Reported by Carla Gobel:
This is my understanding: (suppose we have the decay D-> R 2, with R -> 1 3)
There is indeed a problem when the mass of the resonance m_R is below the 13 threshold (m_1+m_3) since the triangle function gets negative (so is good to have that protection), but there is not such a problem when m_R is above the upper limit (mD – m_2); the “decay momenta” q(m_R) can still be calculated (lambda is positive).

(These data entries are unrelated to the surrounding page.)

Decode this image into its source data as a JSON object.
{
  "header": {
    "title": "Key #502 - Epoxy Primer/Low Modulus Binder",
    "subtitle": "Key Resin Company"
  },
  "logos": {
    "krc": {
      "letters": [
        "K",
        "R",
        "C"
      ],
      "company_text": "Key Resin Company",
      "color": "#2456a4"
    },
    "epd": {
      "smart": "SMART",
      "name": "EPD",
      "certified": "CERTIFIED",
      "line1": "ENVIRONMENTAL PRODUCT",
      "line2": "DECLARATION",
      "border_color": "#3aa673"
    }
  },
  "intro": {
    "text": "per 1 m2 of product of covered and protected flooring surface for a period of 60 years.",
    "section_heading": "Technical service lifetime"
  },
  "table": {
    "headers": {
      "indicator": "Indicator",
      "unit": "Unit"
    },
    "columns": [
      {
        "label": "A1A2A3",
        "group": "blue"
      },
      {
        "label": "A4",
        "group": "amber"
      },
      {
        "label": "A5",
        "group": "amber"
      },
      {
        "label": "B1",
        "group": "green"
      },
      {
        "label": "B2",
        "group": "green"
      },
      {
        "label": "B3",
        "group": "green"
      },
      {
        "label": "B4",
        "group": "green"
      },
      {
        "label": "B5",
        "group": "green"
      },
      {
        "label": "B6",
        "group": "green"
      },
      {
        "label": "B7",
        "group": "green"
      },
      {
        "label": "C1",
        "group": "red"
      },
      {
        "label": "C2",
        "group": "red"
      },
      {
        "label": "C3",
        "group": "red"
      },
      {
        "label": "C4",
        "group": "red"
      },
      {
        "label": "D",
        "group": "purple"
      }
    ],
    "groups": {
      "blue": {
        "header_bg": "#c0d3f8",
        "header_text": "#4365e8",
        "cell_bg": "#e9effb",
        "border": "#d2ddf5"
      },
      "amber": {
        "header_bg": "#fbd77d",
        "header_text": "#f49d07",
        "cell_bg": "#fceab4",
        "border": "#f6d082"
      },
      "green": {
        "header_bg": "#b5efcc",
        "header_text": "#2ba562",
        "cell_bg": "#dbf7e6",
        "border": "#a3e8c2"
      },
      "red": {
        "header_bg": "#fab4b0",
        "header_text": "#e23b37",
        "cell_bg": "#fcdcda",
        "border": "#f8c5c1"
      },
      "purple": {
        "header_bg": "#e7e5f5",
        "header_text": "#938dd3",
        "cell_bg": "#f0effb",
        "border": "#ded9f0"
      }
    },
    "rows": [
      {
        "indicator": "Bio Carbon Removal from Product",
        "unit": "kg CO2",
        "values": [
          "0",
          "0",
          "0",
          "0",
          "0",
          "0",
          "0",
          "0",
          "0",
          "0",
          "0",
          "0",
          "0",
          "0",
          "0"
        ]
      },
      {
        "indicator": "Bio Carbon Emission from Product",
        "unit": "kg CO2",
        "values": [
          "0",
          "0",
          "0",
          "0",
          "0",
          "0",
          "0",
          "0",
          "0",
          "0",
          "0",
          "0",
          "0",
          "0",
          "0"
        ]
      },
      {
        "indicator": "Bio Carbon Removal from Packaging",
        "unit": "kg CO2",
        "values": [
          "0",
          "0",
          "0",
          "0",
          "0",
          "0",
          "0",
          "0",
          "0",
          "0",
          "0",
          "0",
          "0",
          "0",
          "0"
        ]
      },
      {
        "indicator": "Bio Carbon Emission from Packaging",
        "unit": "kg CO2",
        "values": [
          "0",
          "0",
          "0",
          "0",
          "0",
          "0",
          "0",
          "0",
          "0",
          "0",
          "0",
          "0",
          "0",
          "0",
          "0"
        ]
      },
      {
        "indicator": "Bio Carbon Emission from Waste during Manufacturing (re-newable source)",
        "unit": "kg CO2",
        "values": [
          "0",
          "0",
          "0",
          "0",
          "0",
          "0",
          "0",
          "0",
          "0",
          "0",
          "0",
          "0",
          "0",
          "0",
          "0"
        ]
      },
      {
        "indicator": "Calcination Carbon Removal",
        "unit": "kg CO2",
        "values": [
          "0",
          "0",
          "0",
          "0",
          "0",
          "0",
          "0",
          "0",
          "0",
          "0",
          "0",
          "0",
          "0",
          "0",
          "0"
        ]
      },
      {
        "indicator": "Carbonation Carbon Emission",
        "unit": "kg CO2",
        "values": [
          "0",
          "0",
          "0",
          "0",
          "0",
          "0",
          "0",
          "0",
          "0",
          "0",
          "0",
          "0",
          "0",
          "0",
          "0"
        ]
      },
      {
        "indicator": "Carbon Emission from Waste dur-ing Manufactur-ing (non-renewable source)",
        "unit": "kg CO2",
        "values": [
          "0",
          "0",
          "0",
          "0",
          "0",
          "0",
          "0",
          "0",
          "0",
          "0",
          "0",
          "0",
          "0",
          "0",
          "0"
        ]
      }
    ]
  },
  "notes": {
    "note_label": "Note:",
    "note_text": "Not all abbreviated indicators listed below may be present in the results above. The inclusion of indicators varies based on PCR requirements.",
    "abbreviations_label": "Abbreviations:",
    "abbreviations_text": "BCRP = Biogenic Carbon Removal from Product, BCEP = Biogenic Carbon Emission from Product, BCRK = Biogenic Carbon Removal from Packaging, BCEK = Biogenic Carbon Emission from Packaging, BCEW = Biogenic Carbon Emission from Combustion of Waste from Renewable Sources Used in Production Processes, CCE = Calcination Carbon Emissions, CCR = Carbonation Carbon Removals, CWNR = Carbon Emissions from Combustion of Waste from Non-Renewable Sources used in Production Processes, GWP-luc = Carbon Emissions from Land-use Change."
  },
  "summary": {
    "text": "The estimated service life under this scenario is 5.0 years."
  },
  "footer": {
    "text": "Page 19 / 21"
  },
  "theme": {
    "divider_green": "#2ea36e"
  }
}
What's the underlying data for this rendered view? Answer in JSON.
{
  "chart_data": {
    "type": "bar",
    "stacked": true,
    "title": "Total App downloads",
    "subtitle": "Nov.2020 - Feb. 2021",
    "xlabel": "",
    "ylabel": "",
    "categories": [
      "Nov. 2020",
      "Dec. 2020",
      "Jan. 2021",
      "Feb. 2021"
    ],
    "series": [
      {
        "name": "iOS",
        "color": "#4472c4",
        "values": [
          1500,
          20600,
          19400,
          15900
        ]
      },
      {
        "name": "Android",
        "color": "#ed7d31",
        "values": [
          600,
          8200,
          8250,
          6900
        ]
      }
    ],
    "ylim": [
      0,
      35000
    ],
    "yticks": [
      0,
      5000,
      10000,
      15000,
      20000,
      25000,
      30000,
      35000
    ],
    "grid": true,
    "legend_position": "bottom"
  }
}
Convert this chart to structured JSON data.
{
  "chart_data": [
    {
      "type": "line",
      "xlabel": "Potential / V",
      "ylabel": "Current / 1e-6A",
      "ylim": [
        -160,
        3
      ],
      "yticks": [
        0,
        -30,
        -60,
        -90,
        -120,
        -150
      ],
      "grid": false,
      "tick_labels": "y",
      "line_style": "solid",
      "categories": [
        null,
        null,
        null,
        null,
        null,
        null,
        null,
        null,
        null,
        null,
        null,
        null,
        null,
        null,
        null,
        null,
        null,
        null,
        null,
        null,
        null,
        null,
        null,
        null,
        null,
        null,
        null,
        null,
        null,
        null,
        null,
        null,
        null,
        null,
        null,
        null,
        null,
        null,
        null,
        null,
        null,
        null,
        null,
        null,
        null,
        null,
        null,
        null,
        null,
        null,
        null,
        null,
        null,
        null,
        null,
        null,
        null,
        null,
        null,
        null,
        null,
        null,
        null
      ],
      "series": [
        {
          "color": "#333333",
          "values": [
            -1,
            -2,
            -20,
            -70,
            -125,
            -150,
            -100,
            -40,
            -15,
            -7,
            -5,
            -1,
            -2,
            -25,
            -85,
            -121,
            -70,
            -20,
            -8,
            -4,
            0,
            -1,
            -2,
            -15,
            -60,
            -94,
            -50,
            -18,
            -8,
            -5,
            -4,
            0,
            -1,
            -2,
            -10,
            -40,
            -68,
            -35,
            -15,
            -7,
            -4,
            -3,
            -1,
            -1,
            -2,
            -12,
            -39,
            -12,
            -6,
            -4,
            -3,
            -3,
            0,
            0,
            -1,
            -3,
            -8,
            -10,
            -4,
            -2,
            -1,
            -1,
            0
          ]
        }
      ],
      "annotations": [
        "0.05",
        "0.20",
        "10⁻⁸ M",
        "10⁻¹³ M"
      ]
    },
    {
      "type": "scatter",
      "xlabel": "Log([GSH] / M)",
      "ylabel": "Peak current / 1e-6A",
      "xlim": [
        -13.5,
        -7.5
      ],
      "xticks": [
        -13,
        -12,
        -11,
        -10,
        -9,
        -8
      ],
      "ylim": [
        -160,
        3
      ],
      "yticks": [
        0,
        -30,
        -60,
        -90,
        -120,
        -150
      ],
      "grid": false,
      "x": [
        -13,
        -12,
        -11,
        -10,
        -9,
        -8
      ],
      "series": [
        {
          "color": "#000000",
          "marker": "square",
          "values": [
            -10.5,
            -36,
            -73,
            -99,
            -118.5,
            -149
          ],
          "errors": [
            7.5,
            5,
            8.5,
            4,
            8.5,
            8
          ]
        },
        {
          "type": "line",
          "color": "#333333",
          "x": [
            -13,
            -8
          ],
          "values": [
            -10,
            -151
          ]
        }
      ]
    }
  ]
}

It is true that above the upper limit you cannot calculate what it would be the “decay momentum” of the bachelor 2, calculated at m_R, in the D frame because lambda(m_D^2, m_R^2,m_2^2) is negative. But there is no *need* to calculate this quantity (you would need this, for instance, to calculate the normalized barrier factor in the vertex D -> R m_3, but you don’t need to normalize it since it just multiplies the amplitude). Explicitly:
A = F_D(J) * F_R(J) * BW (s13, m_0, gamma_R) * f_theta
The form factors F_D and F_R are not normalized as factors in the amplitude (they don’t need to, since any normalization there can be absorbed, so just don’t divide them by their value at q(m_R)). In the mass dependent width gamma_R the decay momentum calculated at m_R is needed (both in the normalized F_R(m13)/F_R(m_R) and in the factor [q/q(m_R)]^2J+1) but the quantity q(m_R) is is well defined for any value m_R > (m_1+m_3) (does not matter if m_R > (m_D – m_2))
From inspection of the code it does indeed seem unnecessary to explicitly normalise the two Blatt-Weisskopf factors that multiply the amplitude.
Should modify the code to remove it and check that behaviour is unchanged for both generation and fitting using the various examples.